Thanks to impressive performance of the agriculture sector, the gross domestic product (GDP) stood at 4.6 percent, a three-year high. The GDP growth was 3.8 percent in 2010-11 and 4.3 percent in 2009-10.
This fiscal, the agriculture sector grew by 4.93 percent—the best in the last four years. According to the survey, the country’s food production rose by 9.9 percent to reach a record high of 9.45 million tonnes this year.The industrial sector has been hit by unfavourable business environment that has resulted in its meagre growth this year, the lowest in three years.
The survey shows that the industrial sector’s growth has remained 1.2 percent on an average in the last five years. The growth of the sector was 2.9 percent last fiscal and 4.1 percent the previous year “This is a clear indication of little investment and whatever has been invested is not in the productive sector,” said Jagadish Chandra Pokharel, the former vice-chairman of the NPC. “Despite the declaration of the FY 2012-13 as investment year, we failed to attract investment.”

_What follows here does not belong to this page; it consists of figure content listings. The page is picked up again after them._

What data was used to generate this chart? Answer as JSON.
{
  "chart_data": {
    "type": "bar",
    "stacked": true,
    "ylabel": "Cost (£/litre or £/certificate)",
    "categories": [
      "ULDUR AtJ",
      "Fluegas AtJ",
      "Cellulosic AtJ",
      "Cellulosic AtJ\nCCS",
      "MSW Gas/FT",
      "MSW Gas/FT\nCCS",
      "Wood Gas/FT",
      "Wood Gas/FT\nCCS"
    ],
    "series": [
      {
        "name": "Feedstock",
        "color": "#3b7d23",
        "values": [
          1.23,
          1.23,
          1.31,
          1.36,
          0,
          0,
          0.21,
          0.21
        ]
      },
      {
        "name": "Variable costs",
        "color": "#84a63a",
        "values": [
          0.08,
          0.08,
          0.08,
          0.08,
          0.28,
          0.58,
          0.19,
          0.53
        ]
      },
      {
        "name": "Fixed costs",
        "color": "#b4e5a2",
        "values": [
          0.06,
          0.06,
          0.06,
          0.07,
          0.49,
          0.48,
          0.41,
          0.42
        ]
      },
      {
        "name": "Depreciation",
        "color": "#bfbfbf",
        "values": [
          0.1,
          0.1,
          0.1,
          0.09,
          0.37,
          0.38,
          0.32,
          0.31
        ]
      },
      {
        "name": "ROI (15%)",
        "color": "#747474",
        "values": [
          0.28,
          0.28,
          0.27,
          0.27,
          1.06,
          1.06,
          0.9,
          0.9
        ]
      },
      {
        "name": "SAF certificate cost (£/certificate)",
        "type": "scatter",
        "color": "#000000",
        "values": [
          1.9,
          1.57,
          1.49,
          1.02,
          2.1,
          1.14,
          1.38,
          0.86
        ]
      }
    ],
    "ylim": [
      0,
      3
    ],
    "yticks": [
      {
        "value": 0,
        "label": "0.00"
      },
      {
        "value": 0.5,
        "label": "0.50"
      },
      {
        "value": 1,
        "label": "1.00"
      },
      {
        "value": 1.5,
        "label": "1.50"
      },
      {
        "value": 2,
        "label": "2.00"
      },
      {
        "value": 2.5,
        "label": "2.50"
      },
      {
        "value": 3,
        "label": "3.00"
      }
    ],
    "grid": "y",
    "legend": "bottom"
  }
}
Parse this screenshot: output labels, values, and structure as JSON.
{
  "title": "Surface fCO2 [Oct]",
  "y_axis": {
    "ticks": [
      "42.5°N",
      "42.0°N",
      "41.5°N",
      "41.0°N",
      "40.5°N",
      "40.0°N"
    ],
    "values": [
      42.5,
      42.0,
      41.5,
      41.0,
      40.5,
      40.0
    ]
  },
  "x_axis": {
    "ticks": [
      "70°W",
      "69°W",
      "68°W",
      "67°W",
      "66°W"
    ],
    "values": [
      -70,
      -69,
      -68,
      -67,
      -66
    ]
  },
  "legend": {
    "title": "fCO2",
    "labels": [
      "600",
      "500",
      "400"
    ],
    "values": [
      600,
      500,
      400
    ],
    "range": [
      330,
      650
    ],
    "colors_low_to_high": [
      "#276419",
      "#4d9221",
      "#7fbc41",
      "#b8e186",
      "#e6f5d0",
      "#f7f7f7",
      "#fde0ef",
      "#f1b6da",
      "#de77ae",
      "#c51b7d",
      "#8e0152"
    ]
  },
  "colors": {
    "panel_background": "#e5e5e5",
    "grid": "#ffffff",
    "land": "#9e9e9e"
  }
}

The unfavourable investment climate is also reflected in the decreasing private sector investment. According to the survey, private sector investment, as compared to GDP, has been on a three-year low at 15.3 percent this fiscal. It was 16.3 percent last year (2010-11) and 17.7 percent the previous year. “Without necessary infrastructure like electricity, road and harmonious labour relations, there is hardly any possibility of better investment in the country,” said Kshetry.
Despite this, the economic indicators show some good signs. The savings of Nepalis have gone up, balance of payment (BoP) surplus has reached a record high, foreign exchange reserve has touched a record high, while tourism income and remittance inflow have also gone up significantly. The BoP surplus has reached Rs 1.12 billion as of the first 10 months of the fiscal year, according to Nepal Rastra Bank. The savings against GDP has gone up 10 percent from the 8.6 percent last year, according to the survey. “This is a good indication for the economy,” said Pokharel. “However, it cannot be called good altogether if better saving has been achieved at the cost of investment.”
The survey shows that the government needs to buck up when it comes to infrastructure development against the backdrop of dismal performance in road expansion and hydroelectricity generation.